Mr Al Turk's imprisonment was the subject of the 2001 film, Ibn El Am (Cousin) by Ali Atassi, whose father, the late Syrian president Nureddin Atassi, spent 22 years in a military jail in Damascus on the orders of Al Assad.

Veteran Syrian dissident Riad Al Turk in Damascus in 2008. Jacques Chirac twice succeeded in freeing him from from the dungeons of the Syrian regime. Khaled Yacoub Oweis / The National

Without Chirac’s intervention Mr Al Turk, like many Syrian prisoners of conscience, would have been left to die in prison, or, like Nureddin Atassi, would have been released only once the authorities were certain death was imminent.

Chirac, and most Arab and western leaders, stayed away from Al Assad's funeral when he died in 2000.

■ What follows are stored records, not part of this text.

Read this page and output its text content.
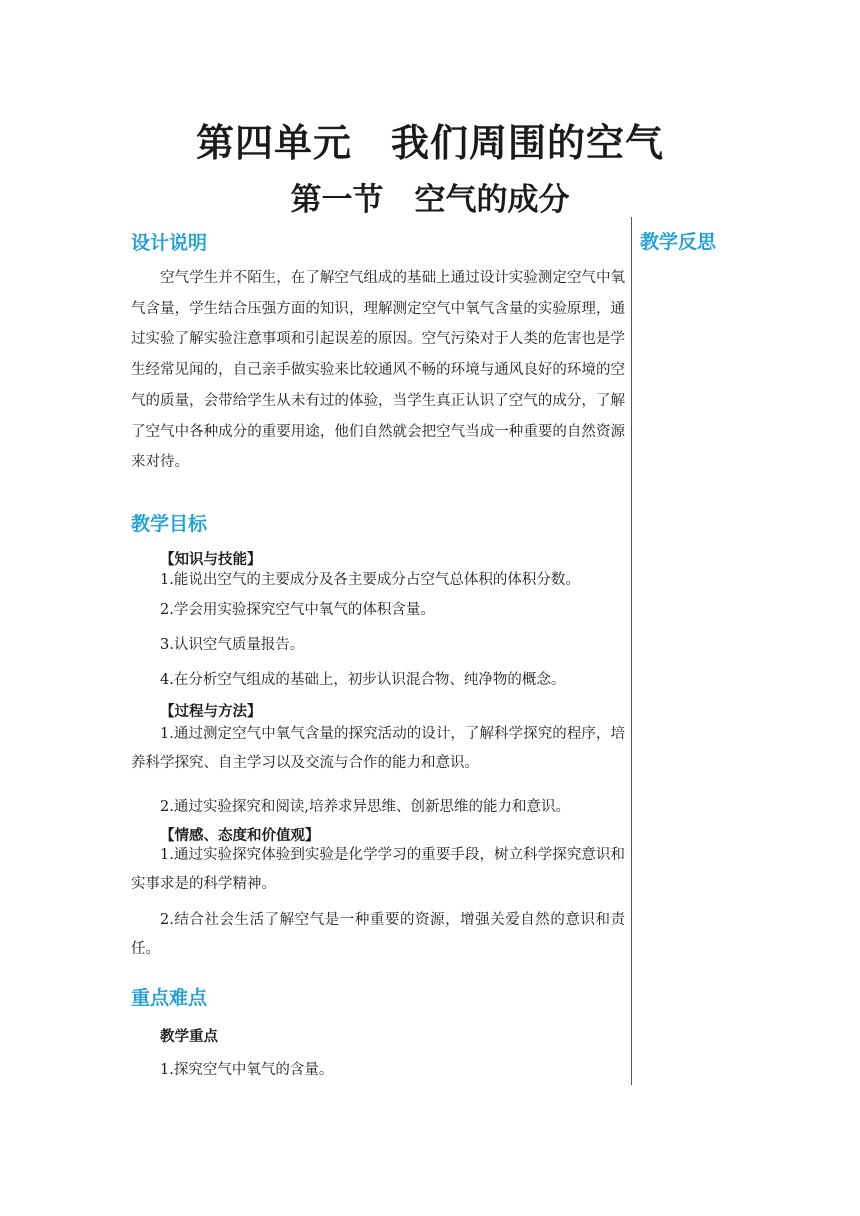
第四单元　我们周围的空气
第一节　空气的成分
教学反思
设计说明
空气学生并不陌生，在了解空气组成的基础上通过设计实验测定空气中氧气含量，学生结合压强方面的知识，理解测定空气中氧气含量的实验原理，通过实验了解实验注意事项和引起误差的原因。空气污染对于人类的危害也是学生经常见闻的，自己亲手做实验来比较通风不畅的环境与通风良好的环境的空气的质量，会带给学生从未有过的体验，当学生真正认识了空气的成分，了解了空气中各种成分的重要用途，他们自然就会把空气当成一种重要的自然资源来对待。
教学目标
【知识与技能】
1.能说出空气的主要成分及各主要成分占空气总体积的体积分数。
2.学会用实验探究空气中氧气的体积含量。
3.认识空气质量报告。
4.在分析空气组成的基础上，初步认识混合物、纯净物的概念。
【过程与方法】
1.通过测定空气中氧气含量的探究活动的设计，了解科学探究的程序，培养科学探究、自主学习以及交流与合作的能力和意识。
2.通过实验探究和阅读,培养求异思维、创新思维的能力和意识。
【情感、态度和价值观】
1.通过实验探究体验到实验是化学学习的重要手段，树立科学探究意识和实事求是的科学精神。
2.结合社会生活了解空气是一种重要的资源，增强关爱自然的意识和责任。
重点难点
教学重点
1.探究空气中氧气的含量。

He awarded Al Assad's son and successor, Bashar, the Legion d'Honneur in 2001. But that was before the current Syrian president cracked down later that year on the Damascus Spring, a non-violent forerunner to the Syrian revolution in 2011.

France stripped Mr Al Assad of the award last year, in response to his regime's crackdown on the 2011 revolt and its actions in the ensuing civil war.

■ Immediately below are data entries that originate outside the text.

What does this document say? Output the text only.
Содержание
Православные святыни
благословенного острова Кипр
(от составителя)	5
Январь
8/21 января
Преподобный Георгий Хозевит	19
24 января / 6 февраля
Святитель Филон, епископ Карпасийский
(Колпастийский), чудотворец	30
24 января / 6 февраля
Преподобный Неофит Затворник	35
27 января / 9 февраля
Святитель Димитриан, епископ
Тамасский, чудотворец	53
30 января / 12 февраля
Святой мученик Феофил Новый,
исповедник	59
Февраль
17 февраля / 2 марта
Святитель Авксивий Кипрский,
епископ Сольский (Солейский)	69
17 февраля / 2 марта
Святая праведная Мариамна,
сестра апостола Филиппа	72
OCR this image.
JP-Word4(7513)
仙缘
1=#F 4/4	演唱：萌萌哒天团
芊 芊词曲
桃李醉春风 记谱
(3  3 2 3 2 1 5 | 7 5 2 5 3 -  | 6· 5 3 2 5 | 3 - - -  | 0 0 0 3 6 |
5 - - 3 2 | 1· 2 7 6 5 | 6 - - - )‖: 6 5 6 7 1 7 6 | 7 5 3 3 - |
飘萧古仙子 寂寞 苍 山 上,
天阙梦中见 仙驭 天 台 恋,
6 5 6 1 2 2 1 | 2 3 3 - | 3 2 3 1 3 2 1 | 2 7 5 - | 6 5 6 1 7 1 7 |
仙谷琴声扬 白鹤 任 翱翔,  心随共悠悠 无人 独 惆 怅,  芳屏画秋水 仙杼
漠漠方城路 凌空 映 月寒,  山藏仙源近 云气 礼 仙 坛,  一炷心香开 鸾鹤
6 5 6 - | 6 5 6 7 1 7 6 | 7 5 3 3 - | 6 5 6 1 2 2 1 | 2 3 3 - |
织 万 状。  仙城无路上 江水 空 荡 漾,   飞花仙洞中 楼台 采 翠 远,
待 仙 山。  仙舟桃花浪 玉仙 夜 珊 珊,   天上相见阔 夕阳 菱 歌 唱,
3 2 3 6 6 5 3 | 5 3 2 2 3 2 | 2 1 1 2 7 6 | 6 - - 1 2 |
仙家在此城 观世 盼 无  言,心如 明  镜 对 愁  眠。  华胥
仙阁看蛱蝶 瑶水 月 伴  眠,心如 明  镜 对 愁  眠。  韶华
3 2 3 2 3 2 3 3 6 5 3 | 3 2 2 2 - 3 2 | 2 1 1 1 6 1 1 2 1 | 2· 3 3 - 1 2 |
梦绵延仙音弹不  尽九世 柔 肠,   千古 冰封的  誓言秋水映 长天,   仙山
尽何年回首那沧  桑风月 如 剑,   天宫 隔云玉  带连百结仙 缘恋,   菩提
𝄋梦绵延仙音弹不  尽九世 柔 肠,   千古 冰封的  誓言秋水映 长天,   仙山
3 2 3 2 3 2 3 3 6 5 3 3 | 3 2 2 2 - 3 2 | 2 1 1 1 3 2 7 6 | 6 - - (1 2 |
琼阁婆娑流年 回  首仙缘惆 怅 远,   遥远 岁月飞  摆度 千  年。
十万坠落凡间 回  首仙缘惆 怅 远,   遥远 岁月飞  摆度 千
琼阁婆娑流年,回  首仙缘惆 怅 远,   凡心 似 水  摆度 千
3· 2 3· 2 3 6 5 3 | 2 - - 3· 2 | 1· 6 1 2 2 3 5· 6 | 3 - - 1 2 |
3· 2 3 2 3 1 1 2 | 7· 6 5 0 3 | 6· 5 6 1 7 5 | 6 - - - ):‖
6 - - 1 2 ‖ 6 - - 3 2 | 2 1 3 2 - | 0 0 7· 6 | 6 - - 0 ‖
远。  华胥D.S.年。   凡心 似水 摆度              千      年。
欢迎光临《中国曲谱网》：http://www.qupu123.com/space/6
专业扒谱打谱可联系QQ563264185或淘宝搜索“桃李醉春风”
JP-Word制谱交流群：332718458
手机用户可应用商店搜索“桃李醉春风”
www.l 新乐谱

Mr Al Assad had Mr Al Turk rearrested in September 2001 and Chirac, using France's influence as the Syrian leader's gateway to the West, once again managed to obtain his release after 15 months.

In neighbouring Lebanon, Chirac had a close personal friendship with the late Lebanese statesman Rafiq Hariri, who had increasingly fallen out of favour with the Syrian regime, finally joining calls for Mr Al Assad's forces to leave Lebanon in 2004.

Chirac had previously expressed tacit support the Syrian presence, declaring on several occasions that it was unrealistic to expect them to leave. But France, through Chirac, was instrumental in passing the 2004 UN resolution 1559, which de facto called on Mr Al Assad to pull his troops out of Lebanon, setting in motion a chain of events that led to the assassination of Hariri in February 2005 and the withdrawal of the troops after a 32 year presence.

Hariri’s killing sparked Lebanon's Cedar Revolution, the peaceful protests calling on the Syrian regime to leave, which France and the US supported, ultimately pressuring Mr Al Assad to pull out his forces.

Chirac was so incensed that his protege, Nicolas Sarkozy, led the European rehabilitation of Mr Al Assad that he boycotted the 2008 Bastille Day Parade in Paris in protest at the Syrian leader's presence.

Chirac also maintained strong ties between France and the Gulf, although he led European opposition to the 2003 US invasion of Iraq. He visited the UAE several times, meeting Sheikh Zayed in 1997 and President Sheikh Khalifa in June 2003.

Chirac sometimes irked Israel by his support for the Palestinian cause. In 2004, he flew Yasser Arafat to be treated in Paris. In a gesture of gratitude, Palestinian mourners raised pictures of Chirac at the PLO leader's funeral in Ramallah.

Mr Al Turk, the Syrian dissident, fled to France last year, having lived in hiding since the Syrian civil war broke out in 2011. He does not speak publicly about the factors that had led to his release, as the French authorities are keen to keep the diplomacy involved secret.

But in private, Mr Al Turk acknowledges his debt to Chirac. They might have never met, but adherence to nonviolence bonded them.